Si era aperta con le inchieste giudiziarie, con i ritardi nei lavori, con le polemiche politiche e le previsioni di disfatta, Expo invece si chiude con il messaggio di Sergio Mattarella. «Possiamo dire serenamente che la sfida, rivolta prima di tutto a noi stessi, è stata vinta». Il capo dello Stato dichiara ufficialmente conclusa l’avventura aperta il primo maggio scorso, 21 milioni sono stati i visitatori, un terzo provenienti fuori dall’Italia.

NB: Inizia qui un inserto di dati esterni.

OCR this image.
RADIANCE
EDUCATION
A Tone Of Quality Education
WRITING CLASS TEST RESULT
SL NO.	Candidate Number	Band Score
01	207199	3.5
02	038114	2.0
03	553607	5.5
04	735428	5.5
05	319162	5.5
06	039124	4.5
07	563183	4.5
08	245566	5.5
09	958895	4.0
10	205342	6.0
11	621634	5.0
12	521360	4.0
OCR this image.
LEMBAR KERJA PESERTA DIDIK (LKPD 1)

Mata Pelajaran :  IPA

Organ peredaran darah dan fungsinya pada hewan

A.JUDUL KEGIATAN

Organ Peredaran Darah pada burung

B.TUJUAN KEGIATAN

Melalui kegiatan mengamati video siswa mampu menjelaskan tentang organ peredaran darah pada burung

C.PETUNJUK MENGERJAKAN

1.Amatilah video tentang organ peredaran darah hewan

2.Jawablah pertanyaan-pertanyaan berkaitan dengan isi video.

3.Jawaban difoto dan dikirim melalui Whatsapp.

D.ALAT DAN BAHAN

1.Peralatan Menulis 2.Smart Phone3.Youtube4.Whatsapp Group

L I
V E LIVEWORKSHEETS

Numeri dai quali Mattarella trae il suo messaggio politico. «La sfida non è stata vinta da qualcuno contro qualcun altro. È stata vinta da un’Italia che, quando si unisce in un impegno comune, evitando che le naturali diversità producano eccessi di antagonismo, sa esprimere grandi doti e mostrare al mondo le sue originali qualità». Un’unità dimostrata dal fatto che tanti governi, di diverso colore politico si sono succeduti fino a oggi (da Prodi a Renzi) e che gli attuali governi regionali, comunali, nazionali, pur nella differente appartenenza politica, hanno contribuito a portare quei numeri così inattesi.

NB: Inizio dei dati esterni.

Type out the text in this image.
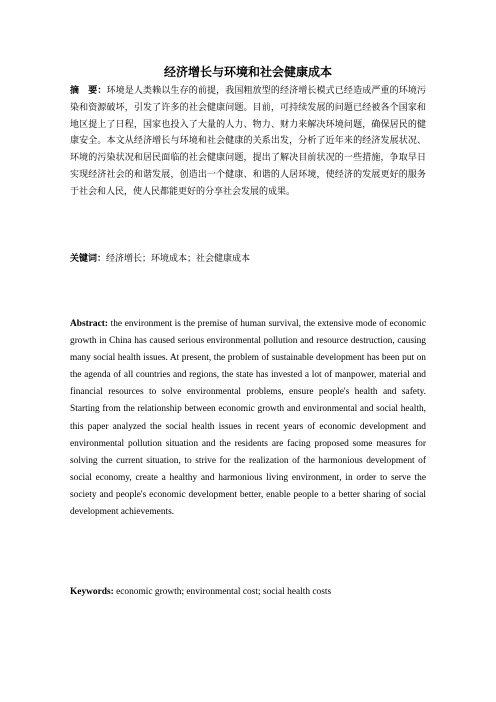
经济增长与环境和社会健康成本
摘　要：环境是人类赖以生存的前提，我国粗放型的经济增长模式已经造成严重的环境污染和资源破坏，引发了许多的社会健康问题。目前，可持续发展的问题已经被各个国家和地区提上了日程，国家也投入了大量的人力、物力、财力来解决环境问题，确保居民的健康安全。本文从经济增长与环境和社会健康的关系出发，分析了近年来的经济发展状况、环境的污染状况和居民面临的社会健康问题，提出了解决目前状况的一些措施，争取早日实现经济社会的和谐发展，创造出一个健康、和谐的人居环境，使经济的发展更好的服务于社会和人民，使人民都能更好的分享社会发展的成果。
关键词：经济增长；环境成本；社会健康成本
Abstract: the environment is the premise of human survival, the extensive mode of economic growth in China has caused serious environmental pollution and resource destruction, causing many social health issues. At present, the problem of sustainable development has been put on the agenda of all countries and regions, the state has invested a lot of manpower, material and financial resources to solve environmental problems, ensure people's health and safety. Starting from the relationship between economic growth and environmental and social health, this paper analyzed the social health issues in recent years of economic development and environmental pollution situation and the residents are facing proposed some measures for solving the current situation, to strive for the realization of the harmonious development of social economy, create a healthy and harmonious living environment, in order to serve the society and people's economic development better, enable people to a better sharing of social development achievements.
Keywords: economic growth; environmental cost; social health costs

In politica si chiama “fare squadra”, il capo dello Stato usa il linguaggio più istituzionale delle «cose che ci uniscono che sono superiori a quelle che legittimamente ci separano». E dà un consiglio a maggioranze e opposizioni: «Per riconquistare credibilità e fiducia il nostro dibattito pubblico non può oscurare le sinergie e i terreni di convergenza, pena un generale impoverimento. L’Italia vince se è consapevole del valore della sua unità, se è capace di sanare le fratture anziché approfondirle». Un messaggio che si allontana anche dalle parole di Raffaele Cantone che aveva trovato in Milano una capitale morale a differenza di Roma, e che si allontana dalla polemica di chi, tra i partiti, preferiva scommettere sull’insuccesso di Expo per puro spirito di parte.
E se oggi la sfida è stata vinta, Mattarella chiede che il dialogo continui a tutti i livelli. Naturalmente c’è il ringraziamento ai governi, ai cittadini, alle istituzioni, alle forze dell’ordine e ai volontari. «E grazie Commissario Sala per il suo lavoro!». Un grazie per ciò che stato fatto ma anche l’aspettativa che ora la politica sia capace di non disperdere queste esperienze, il contributo di intelligenze ed esperienze professionali. «Una nuova prova comincia per noi domani. Riguarda l’utilizzo di quest’area, il sito di Expo. Confido in una scelta saggia, che andrà a beneficio di Milano, della Lombardia e dell’intero Paese. Dare continuità a questo impegno, e a questo successo, non è soltanto un dovere morale. È un’impresa affascinante». Il capo dello Stato chiama in causa i giovani, i talenti migliori, la creatività italiana ed europea augurandosi che siano le prime forze a essere coinvolte del giorno-dopo Expo. «Il testimone deve passare di mano e procedere velocemente. La ricerca, l’università sono sostegni decisivi. Il risultato di Expo ha suscitato giuste attese: nessuno deve deluderle».
Un bilancio che si chiude positivamente ma si tratta di una chiusura che Mattarella considera temporanea perché, appunto, nel bilancio finale ci sarà anche la valutazione su cosa diventerà l’area Expo. «La giornata di oggi, insomma, non è un addio ma un passaggio. È l’inizio di un nuovo impegno civico». Il simbolo di questa eredità resta l’Albero della Vita che il capo dello Stato si augura «rimanga come testimonianza della rete di intelligenze e di solidarietà che Milano – alla quale rivolgo il mio ringraziamento, caro sindaco – ha messo in campo nell’arco di questi sei mesi».
L’eredità è anche la Carta di Milano, la crescita sostenibile, la lotta agli sprechi e alla fame, una stagione di sviluppo che si integri con l’equità e la dignità della persona. «Il maggiore successo dell’Expo, e dunque il suo lascito, sta nell’aver cercato di definire il cibo come lingua comune dei popoli». Una lingua che può contribuire a combattere guerre e fondamentalismi. «La lotta alla fame e alla sete sono pietre angolari di un nuovo governo globale, fondato sulla collaborazione economica e sull’affermazione dei diritti umani. Esattamente il contrario degli scontri di civiltà e delle guerre di religione».